LeetCode 402 Remove K Digits is one of those problems where the brute force solution feels obvious but completely falls apart at scale — and the optimal solution requires a genuinely clever insight that, once you see it, feels like magic.

This problem sits at the intersection of two powerful techniques — Greedy thinking and Monotonic Stack. If you have already solved Next Greater Element and Asteroid Collision, you have all the building blocks you need. This is where those patterns level up.

You can find the problem here — LeetCode 402 Remove K Digits.

What Is the Problem Really Asking?

You are given a number as a string and an integer k. Remove exactly k digits from the number such that the resulting number is as small as possible. Return it as a string without leading zeros.

Example:

  1. num = "1432219", k = 3
  2. We want to remove 3 digits to make the number as small as possible
  3. Remove 4, 3, 2 → remaining is "1219"
  4. Output: "1219"

Simple goal — smallest possible number after exactly k removals.

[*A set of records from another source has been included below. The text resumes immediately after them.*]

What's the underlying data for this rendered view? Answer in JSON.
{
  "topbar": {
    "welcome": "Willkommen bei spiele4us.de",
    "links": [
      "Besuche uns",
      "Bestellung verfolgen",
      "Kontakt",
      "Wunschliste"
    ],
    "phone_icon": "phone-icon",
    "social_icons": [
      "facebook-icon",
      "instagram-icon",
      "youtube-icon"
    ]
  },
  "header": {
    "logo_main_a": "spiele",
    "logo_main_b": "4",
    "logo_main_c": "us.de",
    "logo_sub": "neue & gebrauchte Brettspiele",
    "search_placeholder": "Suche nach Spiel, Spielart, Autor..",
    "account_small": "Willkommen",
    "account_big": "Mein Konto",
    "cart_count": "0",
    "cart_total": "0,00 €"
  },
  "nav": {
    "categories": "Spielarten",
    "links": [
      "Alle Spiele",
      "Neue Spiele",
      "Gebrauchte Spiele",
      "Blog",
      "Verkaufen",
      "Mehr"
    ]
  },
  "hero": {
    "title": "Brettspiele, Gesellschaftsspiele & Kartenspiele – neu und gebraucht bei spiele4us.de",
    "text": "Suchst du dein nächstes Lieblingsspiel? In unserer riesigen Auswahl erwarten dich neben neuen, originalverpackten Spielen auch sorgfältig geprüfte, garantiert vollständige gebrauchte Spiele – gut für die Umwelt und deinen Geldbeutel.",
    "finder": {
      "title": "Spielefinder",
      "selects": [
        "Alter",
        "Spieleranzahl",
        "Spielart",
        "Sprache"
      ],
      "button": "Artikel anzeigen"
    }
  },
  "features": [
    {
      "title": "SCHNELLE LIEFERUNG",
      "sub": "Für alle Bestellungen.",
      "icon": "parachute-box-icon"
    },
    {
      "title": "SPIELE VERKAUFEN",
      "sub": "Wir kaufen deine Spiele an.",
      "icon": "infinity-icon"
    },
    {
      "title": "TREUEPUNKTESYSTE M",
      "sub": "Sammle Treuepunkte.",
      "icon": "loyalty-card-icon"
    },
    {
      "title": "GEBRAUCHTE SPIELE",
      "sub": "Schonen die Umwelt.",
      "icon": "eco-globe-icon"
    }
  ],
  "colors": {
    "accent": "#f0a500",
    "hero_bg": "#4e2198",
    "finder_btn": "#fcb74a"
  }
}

Real Life Analogy — Choosing the Best Price Tag

Imagine you are reading a price tag digit by digit from left to right. Every time you see a digit that is bigger than the next one coming, you have a chance to remove it and make the price smaller. You have a limited number of removals — use them wisely on the biggest offenders from the left side, because leftmost digits have the most impact on the overall value.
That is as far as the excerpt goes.